Selon l’un des policiers qui a requis l’anonymat, ils dénoncent des détournements de frais de missions. Les frondeurs exigent la présentation des contrats « authentiques » signés avec les services privés.

Ils demandent également le départ du ministre de la sécurité, du Directeur général de la Police nationale, du Directeur régional central, du directeur des Unités d’intervention. Le mouvement a commencé ce mardi 18 avril et selon un des policiers, il n’y a pas de date de fin. « Même si c’est un mois, on est là », dit-il. Environ une centaine d’hommes étaient à l’entrée principale de la compagnie aux environs de 7h.
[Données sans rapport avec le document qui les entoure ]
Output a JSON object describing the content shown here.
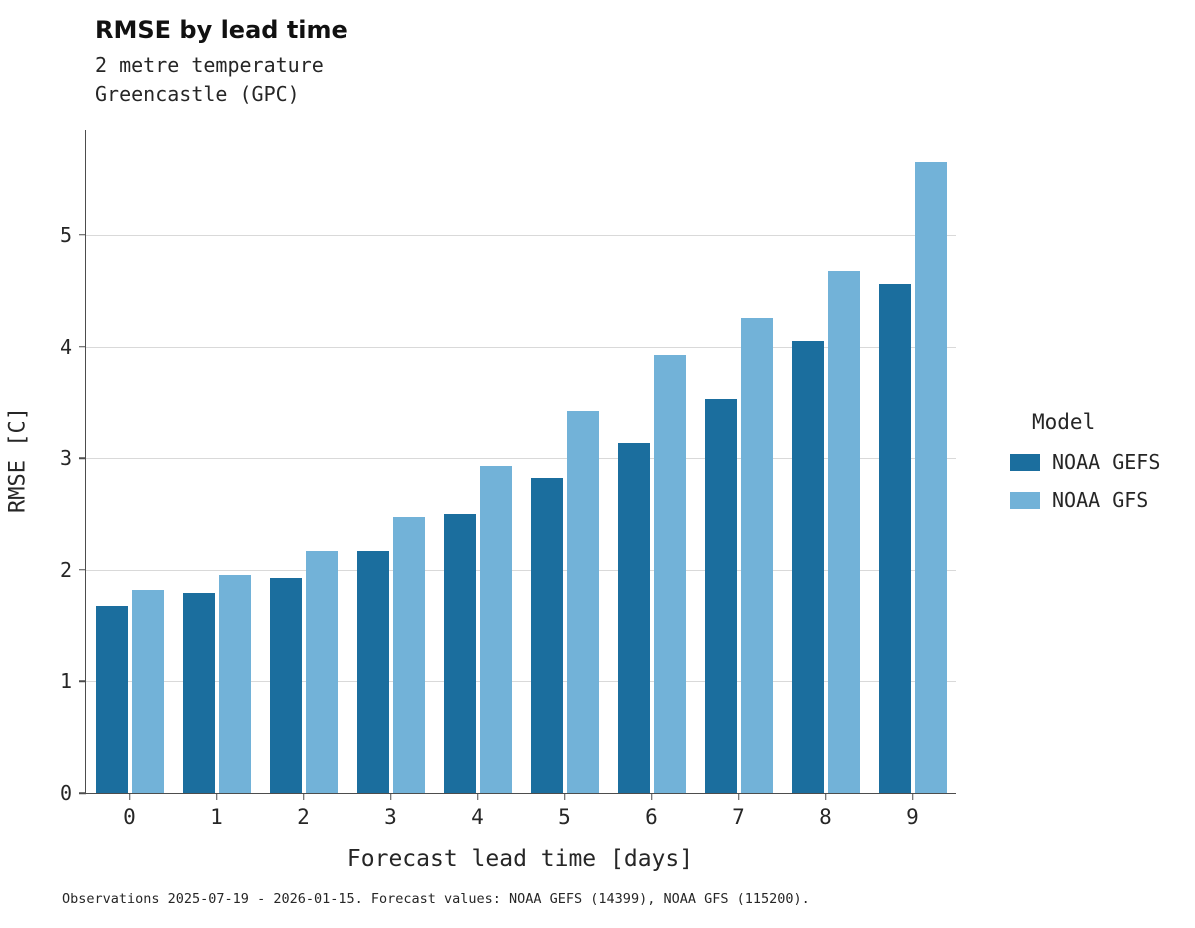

Pour expliquer leurs conditions de vie jugées « misérables », l’un des policiers raconte que lors d’un convoi de sécurité d’une société minière sur une distance de 850 km, ils ont reçu 2 500 F CFA comme frais. Selon ses explications, la hiérarchie, lors d’une rencontre avec le ministre de la sécurité, a dit que le contrat était de 10 000 F CFA par homme. « Nous avons les preuves que ça dépasse les 10 000 F CFA. Nous ne réclamons rien à l’Etat, ce sont nos droits nous revendiquons avec la hiérarchie », dit-il.

Aussi poursuit un autre : « nous avons des dotations qu’on ne porte que le 11-Décembre. On est mal équipé. Des fois, on part sur le terrain comme ça. Sans PA. On dit Dieu n’a qu’à nous protéger ».

Des dires des policiers, toutes les prestations qu’ils font pour les sociétés privées sont plafonnées à 5 000 F CFA. Un policier donne cet exemple : « Un religieux nous a déjà donné 400 000 F CFA pour boire l’eau. Dans le corps, on ne peut pas se les distribuer, nous rendons compte. La hiérarchie a pris et c’est fini, alors que le religieux avait déjà géré. Et sur le travail, on nous donne 1.500 F CFA. S’ils veulent, poursuit-il, qu’ils prennent les choses au sérieux. Si on démarre le plan B, c’est très dangereux ».

En réaction à d’éventuelles sanctions, les éléments préviennent : « Si quelque chose arrive à un policier, sanction ou autre, ça va chauffer ».

Selon les informations reçues, les éléments en poste au niveau des banques, hôtels, écoles et sociétés privées n’y seraient plus.

Pour rappel, le 17 avril 2017, une déclaration anonyme annonçait un mouvement d’humeur des policiers ce 18 avril 2017.